WHO IS RESPONSIBLE FOR OUR LEVEES
Four local drainage districts are responsible for operating the 27-mile levee system along the Columbia River in the Portland metro area and making sure that it complies with federal safety standards set by the Federal Emergency Management Agency (FEMA) and the US Army Corps of Engineers (USACE). These drainage districts are called Peninsula Drainage District #1 (PEN 1), Peninsula Drainage District #2 (PEN 2), Multnomah County Drainage District #1 (MCDD), and Sandy Drainage Improvement Company (SDIC).
MEETING FEDERAL STANDARDS GIVES US ACCESS TO AFFORDABLE FLOOD INSURANCE
Our levees must be accredited by FEMA for property owners in the historic floodplain to remain eligible for FEMA’s National Flood Insurance Program, which enables homeowners, business owners and renters to purchase affordable flood insurance.

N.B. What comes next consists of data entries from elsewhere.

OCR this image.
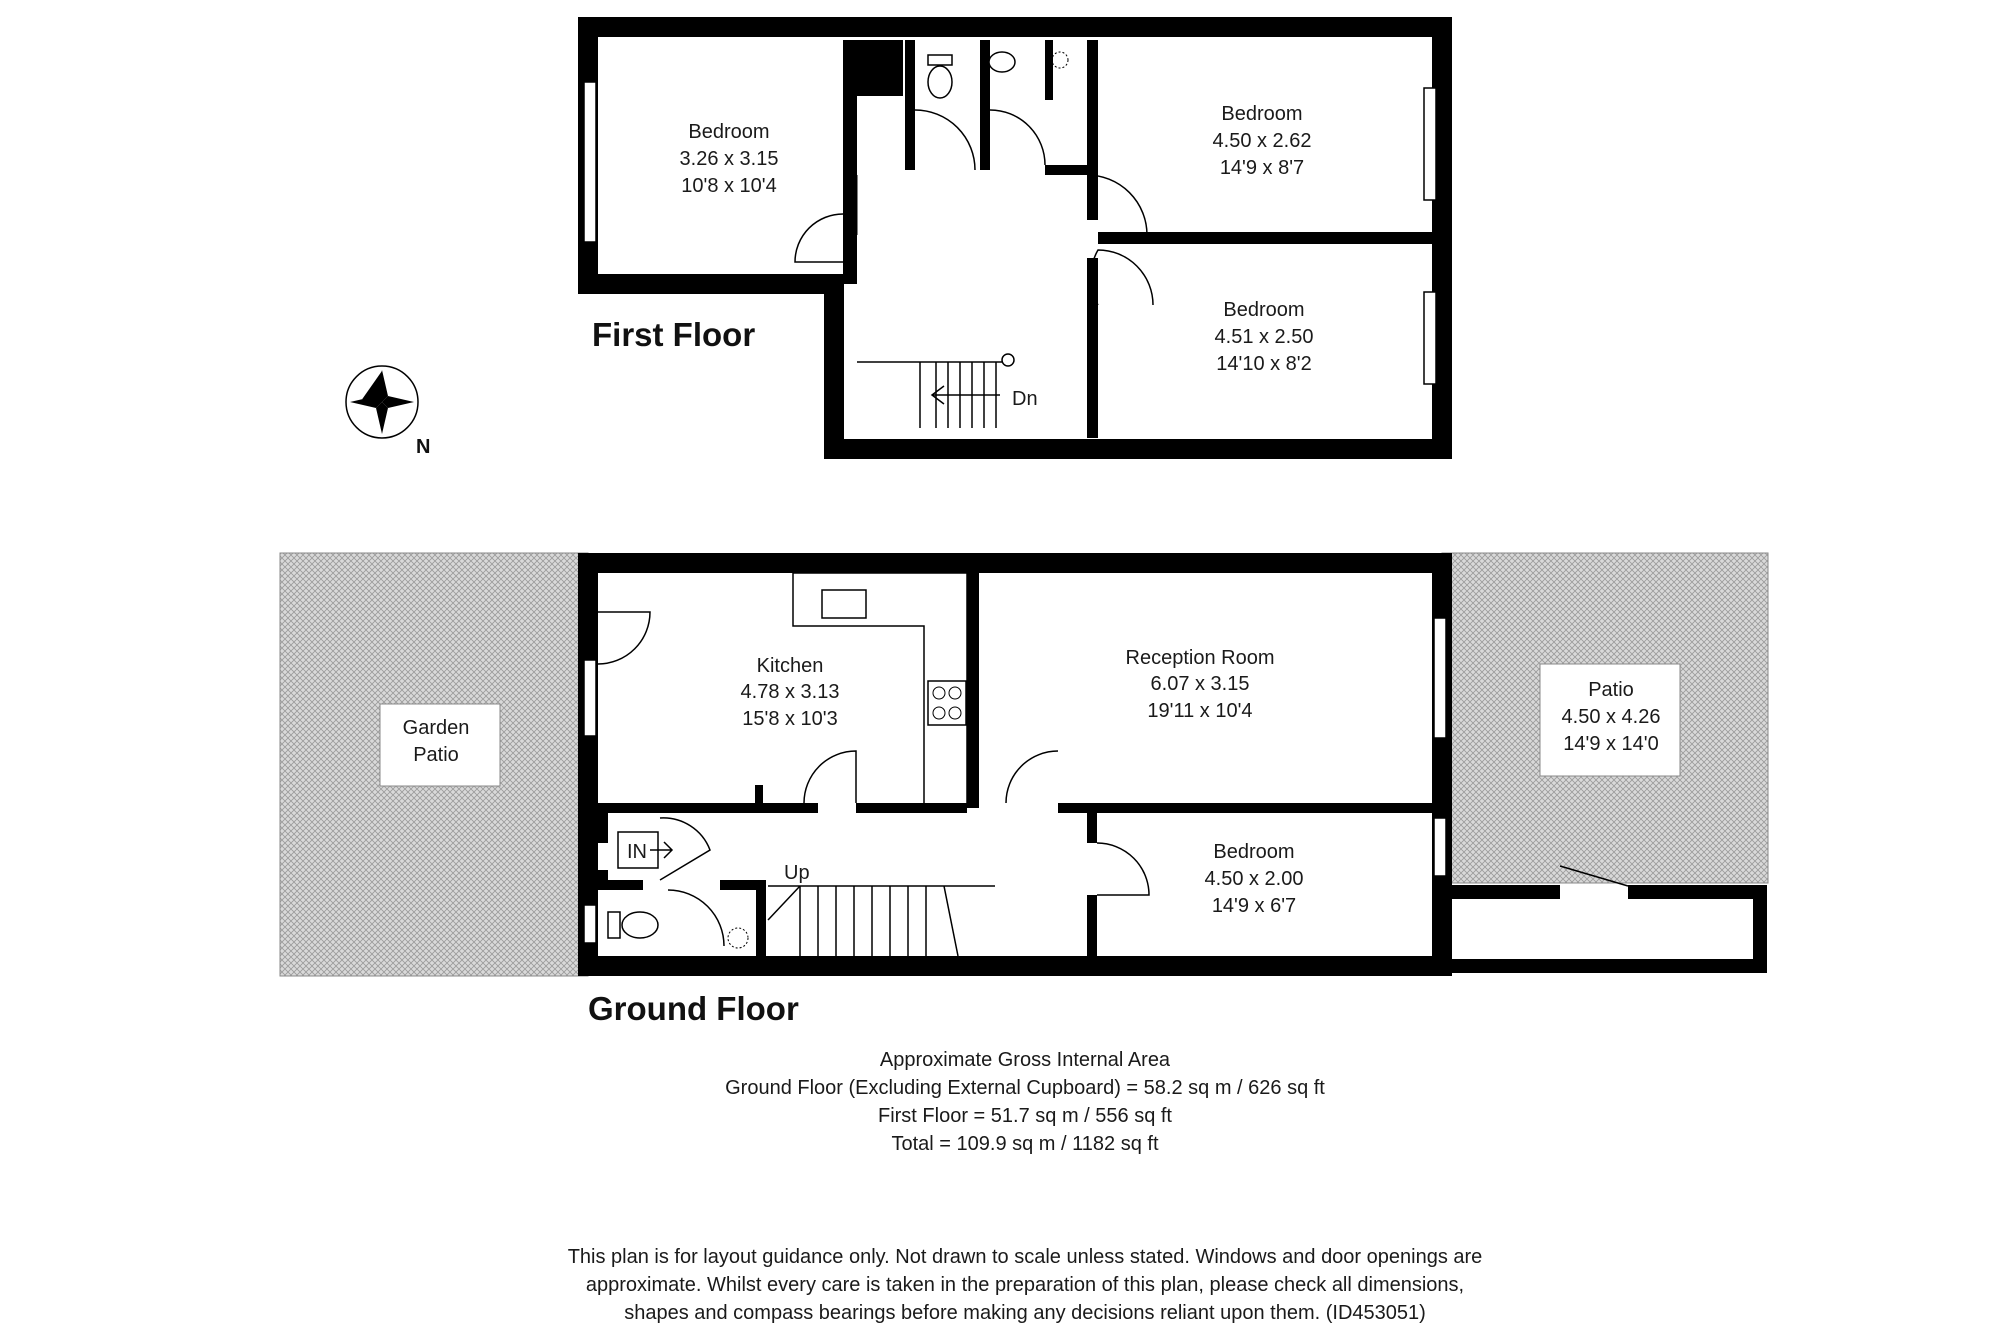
Bedroom
3.26 x 3.15
10'8 x 10'4
Bedroom
4.50 x 2.62
14'9 x 8'7
Bedroom
4.51 x 2.50
14'10 x 8'2
Dn
First Floor
N
IN
Kitchen
4.78 x 3.13
15'8 x 10'3
Reception Room
6.07 x 3.15
19'11 x 10'4
Bedroom
4.50 x 2.00
14'9 x 6'7
Patio
4.50 x 4.26
14'9 x 14'0
Garden
Patio
Up
Ground Floor
Approximate Gross Internal Area
Ground Floor (Excluding External Cupboard) = 58.2 sq m / 626 sq ft
First Floor = 51.7 sq m / 556 sq ft
Total = 109.9 sq m / 1182 sq ft
This plan is for layout guidance only. Not drawn to scale unless stated. Windows and door openings are
approximate. Whilst every care is taken in the preparation of this plan, please check all dimensions,
shapes and compass bearings before making any decisions reliant upon them. (ID453051)
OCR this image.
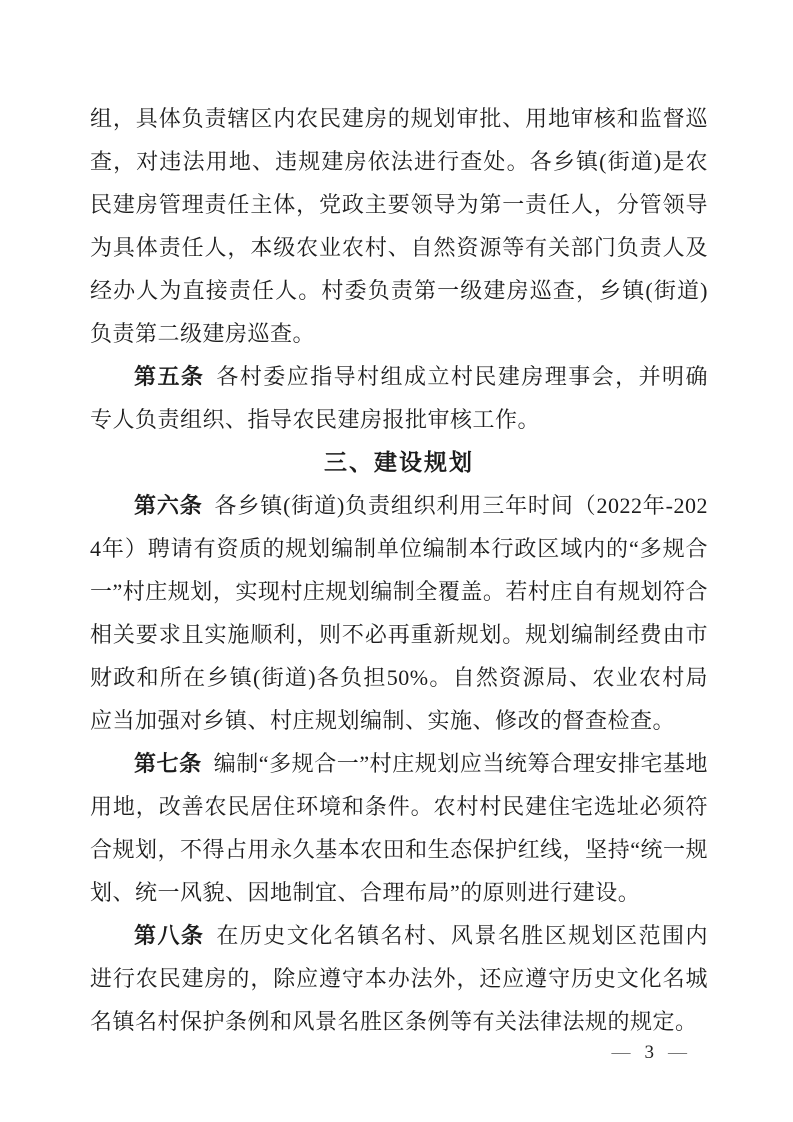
组，具体负责辖区内农民建房的规划审批、用地审核和监督巡查，对违法用地、违规建房依法进行查处。各乡镇(街道)是农民建房管理责任主体，党政主要领导为第一责任人，分管领导为具体责任人，本级农业农村、自然资源等有关部门负责人及经办人为直接责任人。村委负责第一级建房巡查，乡镇(街道)负责第二级建房巡查。

第五条 各村委应指导村组成立村民建房理事会，并明确专人负责组织、指导农民建房报批审核工作。

三、建设规划

第六条 各乡镇(街道)负责组织利用三年时间（2022年-2024年）聘请有资质的规划编制单位编制本行政区域内的“多规合一”村庄规划，实现村庄规划编制全覆盖。若村庄自有规划符合相关要求且实施顺利，则不必再重新规划。规划编制经费由市财政和所在乡镇(街道)各负担50%。自然资源局、农业农村局应当加强对乡镇、村庄规划编制、实施、修改的督查检查。

第七条 编制“多规合一”村庄规划应当统筹合理安排宅基地用地，改善农民居住环境和条件。农村村民建住宅选址必须符合规划，不得占用永久基本农田和生态保护红线，坚持“统一规划、统一风貌、因地制宜、合理布局”的原则进行建设。

第八条 在历史文化名镇名村、风景名胜区规划区范围内进行农民建房的，除应遵守本办法外，还应遵守历史文化名城名镇名村保护条例和风景名胜区条例等有关法律法规的规定。

— 3 —
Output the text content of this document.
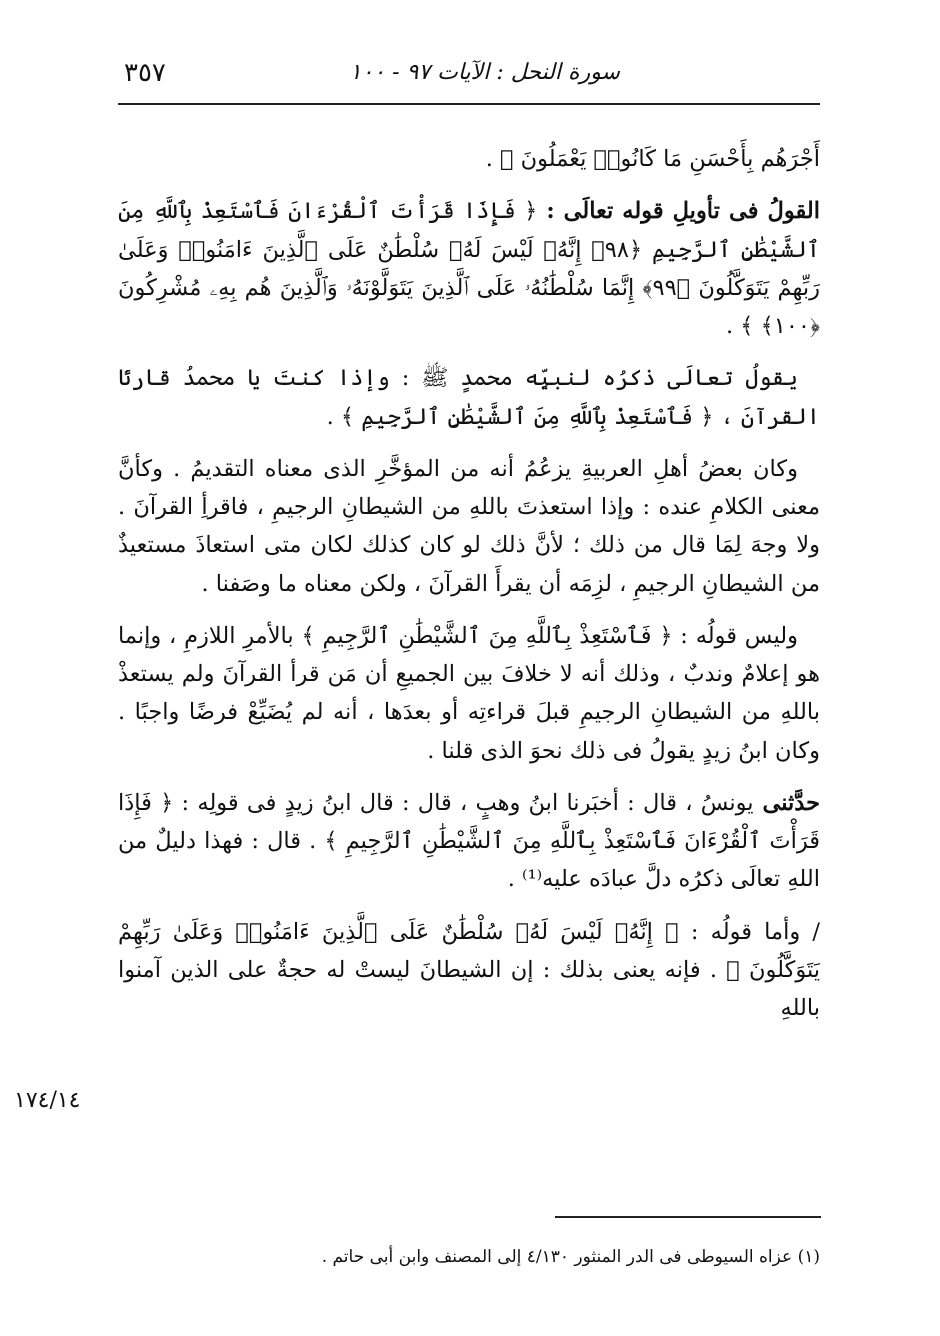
٣٥٧	سورة النحل : الآيات ٩٧ - ١٠٠

أَجْرَهُم بِأَحْسَنِ مَا كَانُوا۟ يَعْمَلُونَ ﴾ .

القولُ فى تأويلِ قوله تعالَى : ﴿ فَإِذَا قَرَأْتَ ٱلْقُرْءَانَ فَٱسْتَعِذْ بِٱللَّهِ مِنَ ٱلشَّيْطَٰنِ ٱلرَّجِيمِ ﴿٩٨﴾ إِنَّهُۥ لَيْسَ لَهُۥ سُلْطَٰنٌ عَلَى ٱلَّذِينَ ءَامَنُوا۟ وَعَلَىٰ رَبِّهِمْ يَتَوَكَّلُونَ ﴿٩٩﴾ إِنَّمَا سُلْطَٰنُهُۥ عَلَى ٱلَّذِينَ يَتَوَلَّوْنَهُۥ وَٱلَّذِينَ هُم بِهِۦ مُشْرِكُونَ ﴿١٠٠﴾ ﴾ .

يقولُ تعالَى ذكرُه لنبيِّه محمدٍ ﷺ : وإذا كنتَ يا محمدُ قارئًا القرآنَ ، ﴿ فَٱسْتَعِذْ بِٱللَّهِ مِنَ ٱلشَّيْطَٰنِ ٱلرَّجِيمِ ﴾ .

وكان بعضُ أهلِ العربيةِ يزعُمُ أنه من المؤخَّرِ الذى معناه التقديمُ . وكأنَّ معنى الكلامِ عنده : وإذا استعذتَ باللهِ من الشيطانِ الرجيمِ ، فاقرأِ القرآنَ . ولا وجهَ لِمَا قال من ذلك ؛ لأنَّ ذلك لو كان كذلك لكان متى استعاذَ مستعيذٌ من الشيطانِ الرجيمِ ، لزِمَه أن يقرأَ القرآنَ ، ولكن معناه ما وصَفنا .

وليس قولُه : ﴿ فَٱسْتَعِذْ بِٱللَّهِ مِنَ ٱلشَّيْطَٰنِ ٱلرَّجِيمِ ﴾ بالأمرِ اللازمِ ، وإنما هو إعلامٌ وندبٌ ، وذلك أنه لا خلافَ بين الجميعِ أن مَن قرأ القرآنَ ولم يستعذْ باللهِ من الشيطانِ الرجيمِ قبلَ قراءتِه أو بعدَها ، أنه لم يُضَيِّعْ فرضًا واجبًا . وكان ابنُ زيدٍ يقولُ فى ذلك نحوَ الذى قلنا .

حدَّثنى يونسُ ، قال : أخبَرنا ابنُ وهبٍ ، قال : قال ابنُ زيدٍ فى قولِه : ﴿ فَإِذَا قَرَأْتَ ٱلْقُرْءَانَ فَٱسْتَعِذْ بِٱللَّهِ مِنَ ٱلشَّيْطَٰنِ ٱلرَّجِيمِ ﴾ . قال : فهذا دليلٌ من اللهِ تعالَى ذكرُه دلَّ عبادَه عليه⁽¹⁾ .

/ وأما قولُه : ﴿ إِنَّهُۥ لَيْسَ لَهُۥ سُلْطَٰنٌ عَلَى ٱلَّذِينَ ءَامَنُوا۟ وَعَلَىٰ رَبِّهِمْ يَتَوَكَّلُونَ ﴾ . فإنه يعنى بذلك : إن الشيطانَ ليستْ له حجةٌ على الذين آمنوا باللهِ

١٧٤/١٤
(١) عزاه السيوطى فى الدر المنثور ٤/١٣٠ إلى المصنف وابن أبى حاتم .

As long as the levee system is accredited, FEMA will not classify the historic floodplain area behind the levees as a “Special Flood Hazard Area.” This means existing and new developments are not required to build to floodplain standards.
AFTER HURRICANE KATRINA, MEETING FEDERAL STANDARDS GOT A LOT HARDER
Following Hurricane Katrina in 2005 and Superstorm Sandy in 2012, FEMA and the USACE overhauled their safety standards for the nation’s levees, including making it more challenging and expensive for local levee managers to maintain the levees and prove they meet federal standards.
OUR LEVEES DO NOT MEET FEDERAL SAFETY STANDARDS
As a result of the new federal standards, FEMA’s certification of our local levee system has expired. This means that FEMA can revoke accreditation of our levees and remap the area as a 100-year floodplain at any time.
Being remapped as a 100-year floodplain would have serious consequences
- Mortgage holders would be required to purchase flood insurance at much higher rates
- The cities and county would have to implement new zoning and building codes to elevate buildings above flood levels
- New development behind the levees would be restricted
- The region would lose access to a portion of the available industrial land, which would slow the generation of the middle-income jobs typical to the area
- Property values would fall
- Some businesses would likely relocate
Our levees need upgrades to meet new federal standards
To recertify the levees, the four local drainage districts must prove the infrastructure meets minimum federal safety standards. The technical work required to test the levees to prove they meet federal standards is quite expensive, and the drainage districts could not afford to do that work on their own. The Levee Ready Columbia (LRC) partnership was formed in 2012 to bring together stakeholders to work toward recertifying the levees to maintain federal accreditation and local access to the National Flood Insurance Program.
LRC has completed the first comprehensive geotechnical investigation of the levee system, which identified several areas where the levees do not meet the minimum federal safety standards. These problem areas will need to be fixed before the system can be recertified by FEMA.
Repairing and upgrading the levees will be expensive
We will have to work together as a community to bring the levees up to federal standards and ensure the safety of this important region.